2000年のシドニーが私の初めてのオリンピックでした。まず空港に着くとIDを作り、それから選手村に直送し、選手村の中に入る時にウエルカムバッグを受け取ります。そのウエルカムバッグの中には、お土産品とか、地元の子供たちが作ってくれたものとかいろんなものが入っているのですが、そこにコンドームが入っていて驚いたことがあります。

選手同士で顔を見合わせて、無言で下を向いている女子選手や、または「おいおいこれって、そういうことしていいってこと?」とはしゃぐ私のようなふざけた選手などいろいろでした。選手村だとHIV(ヒト免疫不全ウイルス)に対してのいい啓発の機会でもあるし、何より実用的だよねということが配布の理由だったと記憶しています。当時私は22歳でしたから、なんとも刺激的な体験でした。日本人と同じようにキャピキャピしていたのは韓国の選手でした。

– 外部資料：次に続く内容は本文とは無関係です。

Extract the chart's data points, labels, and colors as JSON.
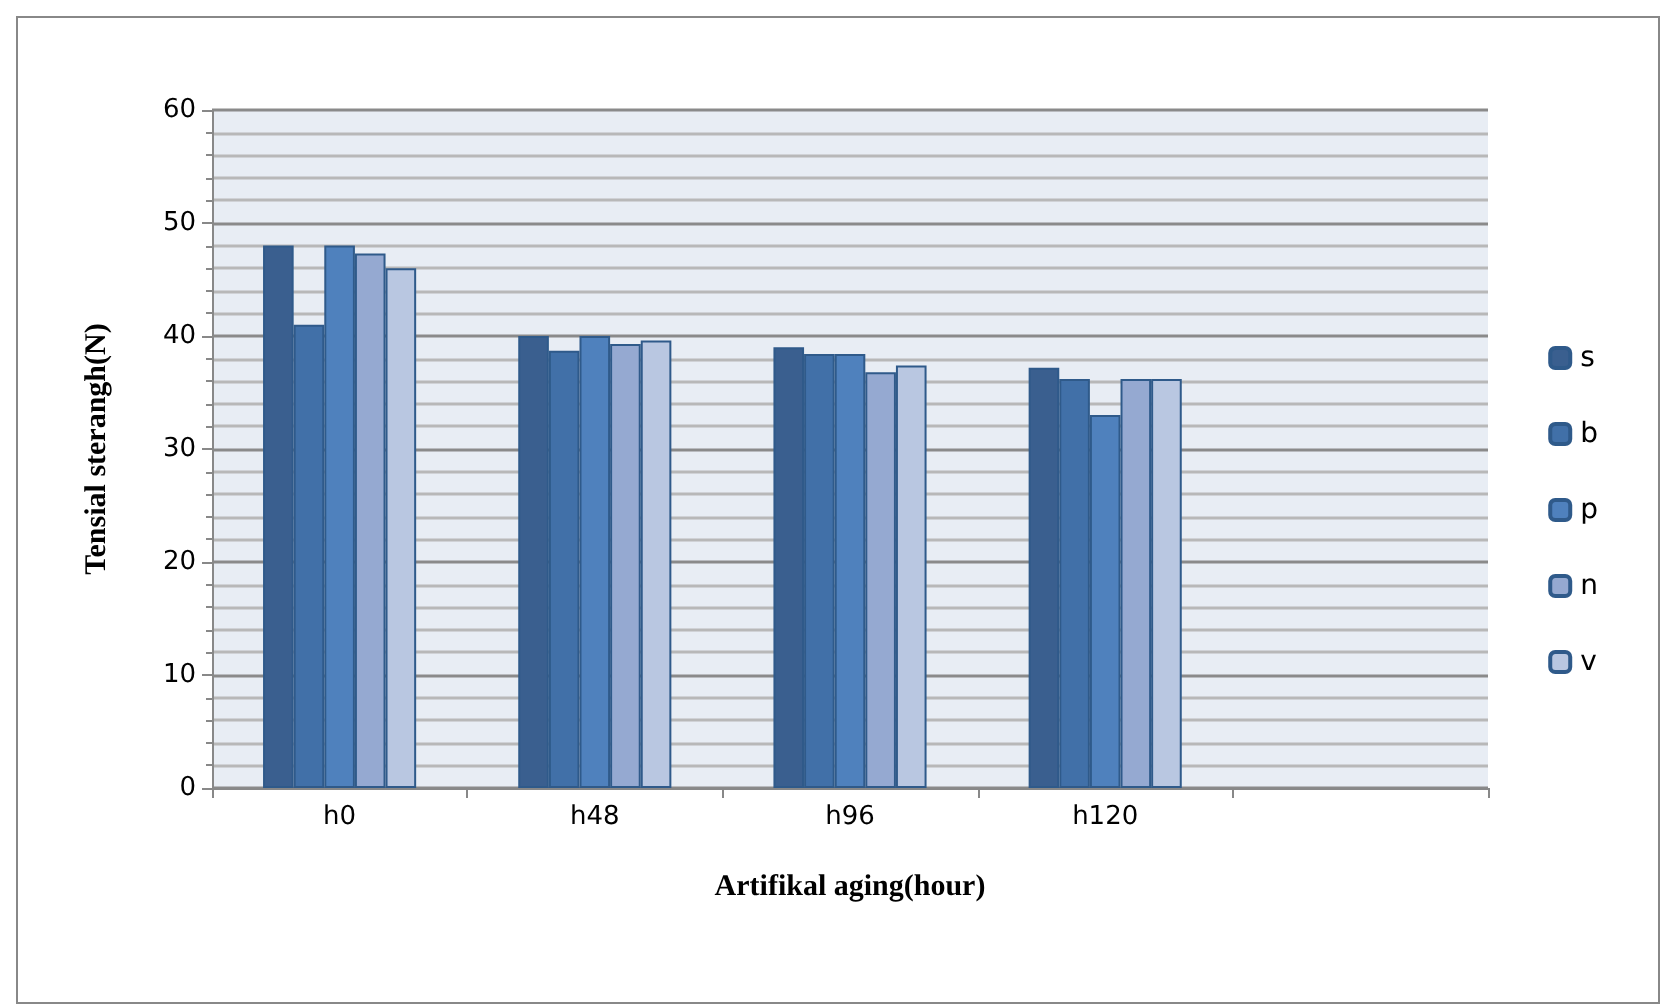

一方で、そこに居合わせた確か中南米の選手だったと思いますが、ガシッとコンドームをつかんで持ち帰っていました。まるでコインを扱うかのように、親指でピーンと空中にはじいてキャッチしながら持ち帰って行く、そのあまりの自然な振る舞いになんだかこちらの方が恥ずかしくなったのを覚えています。

海外によく行かれる方はご存じだと思いますが、バーのトイレにコンドームの自動販売機があります。また、クラブの受付に「自由にお取りください」と置いてあることもありました。あれは日本育ちの人間には少しギョッとする体験ですが、慣れていくと、まあ合理的かなという気になっていきます。

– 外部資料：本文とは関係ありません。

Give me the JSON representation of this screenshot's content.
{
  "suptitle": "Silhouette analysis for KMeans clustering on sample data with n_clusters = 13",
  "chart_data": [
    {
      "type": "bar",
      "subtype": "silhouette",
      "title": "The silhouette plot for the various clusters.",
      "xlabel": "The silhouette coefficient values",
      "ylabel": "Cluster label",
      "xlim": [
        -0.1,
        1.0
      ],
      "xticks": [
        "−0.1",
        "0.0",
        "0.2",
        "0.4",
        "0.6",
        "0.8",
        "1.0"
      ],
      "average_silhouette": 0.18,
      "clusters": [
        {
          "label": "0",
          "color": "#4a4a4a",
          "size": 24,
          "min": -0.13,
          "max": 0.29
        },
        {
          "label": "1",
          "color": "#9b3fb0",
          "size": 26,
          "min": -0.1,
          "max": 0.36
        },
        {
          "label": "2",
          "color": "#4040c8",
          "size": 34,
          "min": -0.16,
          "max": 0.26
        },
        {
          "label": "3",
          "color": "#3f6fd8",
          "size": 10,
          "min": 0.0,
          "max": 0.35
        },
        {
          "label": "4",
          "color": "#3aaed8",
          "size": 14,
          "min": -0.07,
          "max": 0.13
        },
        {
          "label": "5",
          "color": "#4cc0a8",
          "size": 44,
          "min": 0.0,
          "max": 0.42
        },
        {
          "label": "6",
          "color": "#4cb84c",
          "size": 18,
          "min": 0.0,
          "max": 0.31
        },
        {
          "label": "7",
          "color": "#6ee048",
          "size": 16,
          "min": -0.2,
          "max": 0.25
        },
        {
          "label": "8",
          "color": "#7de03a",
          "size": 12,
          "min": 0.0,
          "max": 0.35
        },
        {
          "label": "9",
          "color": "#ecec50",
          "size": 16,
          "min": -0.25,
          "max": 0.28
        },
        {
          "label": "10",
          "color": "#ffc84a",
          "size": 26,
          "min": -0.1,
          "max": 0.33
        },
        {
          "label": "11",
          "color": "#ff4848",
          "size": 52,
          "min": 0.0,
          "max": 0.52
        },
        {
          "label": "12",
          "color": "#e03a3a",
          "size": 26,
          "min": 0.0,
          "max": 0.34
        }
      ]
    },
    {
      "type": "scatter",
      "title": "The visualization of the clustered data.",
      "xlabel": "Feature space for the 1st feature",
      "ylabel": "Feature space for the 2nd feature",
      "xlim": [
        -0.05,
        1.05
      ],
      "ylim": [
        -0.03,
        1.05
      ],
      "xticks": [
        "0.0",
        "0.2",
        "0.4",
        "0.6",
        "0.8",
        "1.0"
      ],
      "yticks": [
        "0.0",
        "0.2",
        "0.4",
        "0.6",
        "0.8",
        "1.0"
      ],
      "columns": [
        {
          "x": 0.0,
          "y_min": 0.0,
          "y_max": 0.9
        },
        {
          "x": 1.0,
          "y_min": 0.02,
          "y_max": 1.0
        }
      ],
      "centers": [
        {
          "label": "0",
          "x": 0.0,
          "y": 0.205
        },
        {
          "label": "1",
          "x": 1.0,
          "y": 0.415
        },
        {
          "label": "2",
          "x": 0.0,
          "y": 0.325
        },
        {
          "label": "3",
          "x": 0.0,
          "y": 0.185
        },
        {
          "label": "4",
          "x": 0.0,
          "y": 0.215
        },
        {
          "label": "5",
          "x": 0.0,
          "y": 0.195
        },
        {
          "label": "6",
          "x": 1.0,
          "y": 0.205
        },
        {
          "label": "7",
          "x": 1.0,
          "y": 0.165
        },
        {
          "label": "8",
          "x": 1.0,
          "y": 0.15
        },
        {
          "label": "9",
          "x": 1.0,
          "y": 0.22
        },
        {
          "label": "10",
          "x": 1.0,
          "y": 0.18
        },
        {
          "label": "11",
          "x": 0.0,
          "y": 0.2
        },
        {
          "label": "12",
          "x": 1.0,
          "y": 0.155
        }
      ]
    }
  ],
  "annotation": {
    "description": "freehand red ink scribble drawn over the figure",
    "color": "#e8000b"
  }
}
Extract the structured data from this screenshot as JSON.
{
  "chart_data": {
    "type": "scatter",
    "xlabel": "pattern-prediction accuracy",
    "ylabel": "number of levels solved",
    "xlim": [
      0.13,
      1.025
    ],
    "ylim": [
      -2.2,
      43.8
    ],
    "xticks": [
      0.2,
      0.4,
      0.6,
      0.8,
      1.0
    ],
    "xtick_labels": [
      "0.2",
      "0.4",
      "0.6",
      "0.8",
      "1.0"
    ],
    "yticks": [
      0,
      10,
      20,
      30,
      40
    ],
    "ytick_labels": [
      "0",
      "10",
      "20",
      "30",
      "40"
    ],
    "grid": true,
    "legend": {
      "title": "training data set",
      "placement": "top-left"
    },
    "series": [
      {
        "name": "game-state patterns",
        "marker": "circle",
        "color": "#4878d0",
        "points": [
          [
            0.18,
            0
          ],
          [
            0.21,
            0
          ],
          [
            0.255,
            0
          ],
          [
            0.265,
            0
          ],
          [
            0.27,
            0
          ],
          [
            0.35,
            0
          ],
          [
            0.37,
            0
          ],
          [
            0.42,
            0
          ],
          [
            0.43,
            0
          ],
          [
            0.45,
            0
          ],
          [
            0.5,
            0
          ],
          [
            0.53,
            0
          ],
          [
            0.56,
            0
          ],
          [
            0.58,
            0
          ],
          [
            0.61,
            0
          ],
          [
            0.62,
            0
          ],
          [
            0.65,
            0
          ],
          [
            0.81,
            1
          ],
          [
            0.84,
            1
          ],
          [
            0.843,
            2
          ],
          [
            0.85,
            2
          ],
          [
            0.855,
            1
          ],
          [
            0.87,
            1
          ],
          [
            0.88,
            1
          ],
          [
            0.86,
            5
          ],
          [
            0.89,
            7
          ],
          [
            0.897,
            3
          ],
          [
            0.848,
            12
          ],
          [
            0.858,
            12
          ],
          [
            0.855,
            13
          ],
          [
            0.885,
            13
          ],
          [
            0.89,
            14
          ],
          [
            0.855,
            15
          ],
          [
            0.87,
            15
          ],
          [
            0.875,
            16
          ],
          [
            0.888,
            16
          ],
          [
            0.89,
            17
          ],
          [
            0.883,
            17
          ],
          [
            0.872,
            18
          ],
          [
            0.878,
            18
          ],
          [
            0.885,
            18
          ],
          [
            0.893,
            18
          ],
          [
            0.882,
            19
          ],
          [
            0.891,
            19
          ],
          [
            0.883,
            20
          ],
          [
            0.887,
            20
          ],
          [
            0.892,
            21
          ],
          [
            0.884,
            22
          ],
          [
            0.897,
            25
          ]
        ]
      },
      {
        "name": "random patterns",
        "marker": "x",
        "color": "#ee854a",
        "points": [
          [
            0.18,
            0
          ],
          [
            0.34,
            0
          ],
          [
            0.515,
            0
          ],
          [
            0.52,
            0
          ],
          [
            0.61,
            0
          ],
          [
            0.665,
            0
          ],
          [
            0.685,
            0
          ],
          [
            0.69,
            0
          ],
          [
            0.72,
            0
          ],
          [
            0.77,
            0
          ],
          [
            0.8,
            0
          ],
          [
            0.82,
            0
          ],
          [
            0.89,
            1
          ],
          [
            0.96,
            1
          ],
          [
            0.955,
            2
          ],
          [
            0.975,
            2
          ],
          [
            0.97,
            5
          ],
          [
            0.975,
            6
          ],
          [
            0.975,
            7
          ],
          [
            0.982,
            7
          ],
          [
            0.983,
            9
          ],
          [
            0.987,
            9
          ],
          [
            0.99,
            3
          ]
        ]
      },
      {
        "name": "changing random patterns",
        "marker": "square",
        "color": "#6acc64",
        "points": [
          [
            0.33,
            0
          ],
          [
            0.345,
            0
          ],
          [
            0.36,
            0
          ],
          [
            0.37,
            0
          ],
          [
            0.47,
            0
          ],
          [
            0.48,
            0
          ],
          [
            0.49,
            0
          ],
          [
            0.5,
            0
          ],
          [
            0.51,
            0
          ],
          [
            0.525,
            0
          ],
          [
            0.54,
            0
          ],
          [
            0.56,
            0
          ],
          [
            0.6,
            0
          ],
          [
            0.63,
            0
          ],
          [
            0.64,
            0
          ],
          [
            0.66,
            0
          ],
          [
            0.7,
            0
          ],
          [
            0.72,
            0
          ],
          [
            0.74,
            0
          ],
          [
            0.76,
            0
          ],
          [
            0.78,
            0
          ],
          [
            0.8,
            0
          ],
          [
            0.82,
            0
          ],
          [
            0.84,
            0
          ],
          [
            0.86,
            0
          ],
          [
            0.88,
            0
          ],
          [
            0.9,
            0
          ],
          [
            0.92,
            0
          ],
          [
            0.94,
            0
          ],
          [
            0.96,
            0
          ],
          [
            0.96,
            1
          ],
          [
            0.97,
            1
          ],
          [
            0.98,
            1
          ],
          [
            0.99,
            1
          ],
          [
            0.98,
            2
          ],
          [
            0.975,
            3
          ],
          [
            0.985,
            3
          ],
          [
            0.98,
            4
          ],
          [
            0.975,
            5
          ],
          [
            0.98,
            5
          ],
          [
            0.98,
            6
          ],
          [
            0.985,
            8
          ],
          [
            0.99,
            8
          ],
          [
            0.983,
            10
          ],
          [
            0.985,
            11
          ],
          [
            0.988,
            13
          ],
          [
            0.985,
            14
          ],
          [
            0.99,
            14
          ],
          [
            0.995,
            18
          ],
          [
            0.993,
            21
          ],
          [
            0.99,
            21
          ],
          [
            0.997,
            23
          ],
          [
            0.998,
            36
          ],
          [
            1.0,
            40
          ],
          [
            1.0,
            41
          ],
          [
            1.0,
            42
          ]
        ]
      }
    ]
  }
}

私はここに2つの考え方の違いを見いだします。1つはそもそも性を恥ずかしく隠すべきものではなく、生活にとっては必要なものと捉えているということ。もう1つは、人間はコントロールできないという前提で仕組みを作るということでした。

まずは、性教育の違いが大きいと思います。オランダの小学生か中学生の教科書を見る機会があったのですが、かなり具体的に性行為のことが書かれていてコンドームのことが既にそこに明記されていました。性行為の際の格好そのものも描写されていて、結構驚いたのを覚えています。正しい性知識を持つことで、望まない妊娠を避け、誰もがきちんとNOと言える状況を作り、相手を尊重することを学ぶためと話していました。私は合理的だと思いました。

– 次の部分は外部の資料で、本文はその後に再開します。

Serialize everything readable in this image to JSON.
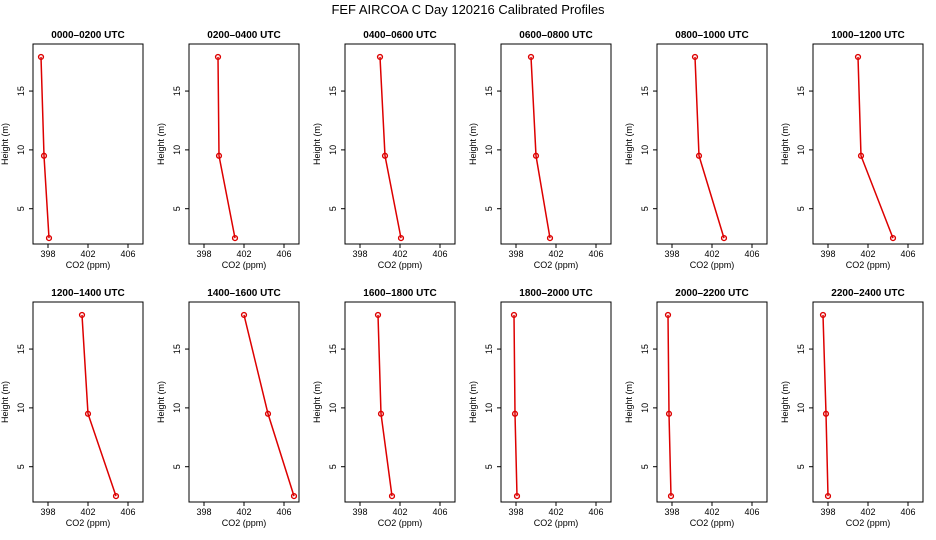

また、基本的にアングロサクソン系、ラテン系の文化は個人の自由を尊重します。それはそうしてはならないと禁止しても、それに従わない人が一定数いるということです。このような文化圏では「してはならないと言ったってするんだから、最悪の場合を想定して対処する」という考え方が強いと感じています。いじめはよくないという前提には立つのですが、起きることは避けられないのだから、起きる前提で仕組みを作るという考え方です。あるべき理想と現実の運営を切り分けている印象があります。一方、日本は起きるべきではないことは、「起きてはならないから考える必要もない」という考え方をしがちです。いじめは起きるべきではないとするなら、起きないのだから起きる前提で考える必要もないし、準備する必要もないという発想に至ります。この違いは大きいと思います。ですから日本では準備するということは、それを許容したのかということになります。

日本は望まない妊娠と中絶率がかなり高いにもかかわらず、性教育はぼやかしたままできています。その理由の1つに、大人が性に対してうぶすぎるのではないかと思っています。